I'm going to assume you will have ruled /in/out arrhythmias, bundle branch blocks, ventricular hypertrophies, Printzmetal's, or J point elevations before applying these steps. Also, all bets are off if WPW or LBBB is present

Reciprocal change refers to deviation of the ST segment, T wave, or Q waves in the opposite direction from that of their MAXIMAL deviation.
Easiest way to not get confused anymore:
1. Check V1-V2 for abnormal R wave (V1: R amp > S amp, R dur >= 0.04s, R amp >= 0.60 mV; V2: R amp >= 1.5 x S amp, R dur >= 0.05s, R amp >= 1.50 mV) and ST segment depressions (Just eyeball it, if their is a R wave present that's bigger than the S wave, you're probably dealing with posterior)
2. If you don't see those findings on the ECG then you can rule out a transmural posterior MI
3. If you ruled out a transmural posterior MI, then you don't need to worry about reciprocals anymore, as it's the only time "reciprocals" are used for a dx on ECG (and, even then, you need to get posterior leads before moving to additional testing).
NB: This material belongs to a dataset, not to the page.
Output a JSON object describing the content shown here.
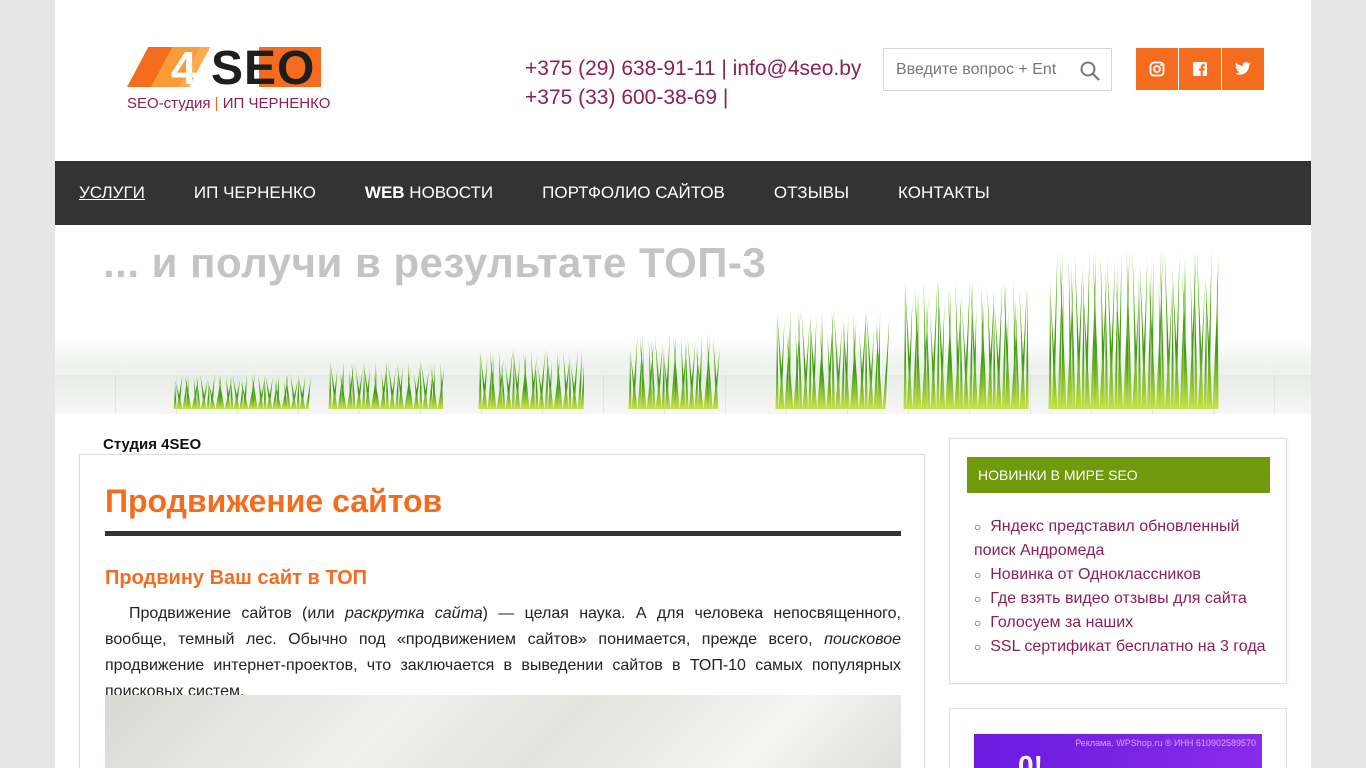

In other words, scan the ECG for ST elevations first. Then, if you find any, you can see if there are any reciprocal changes, though just b/c they aren't there doesn't mean it's not still a STEMI
4. If you don't see any STEMIs, and you ruled out the transmural posterior MI, then you are left w/ either subendocardial infarctions, subendocardial ischemia, and/or transmural ischemia. Remember, subendocardial infarctions by definition can't cause ST elevations and the damage they cause aren't typically extensive enough to cause any reciprocal changes either way (basically, don't start w/ a ST depression and look for its reciprocal ST elevation, do it they other way around)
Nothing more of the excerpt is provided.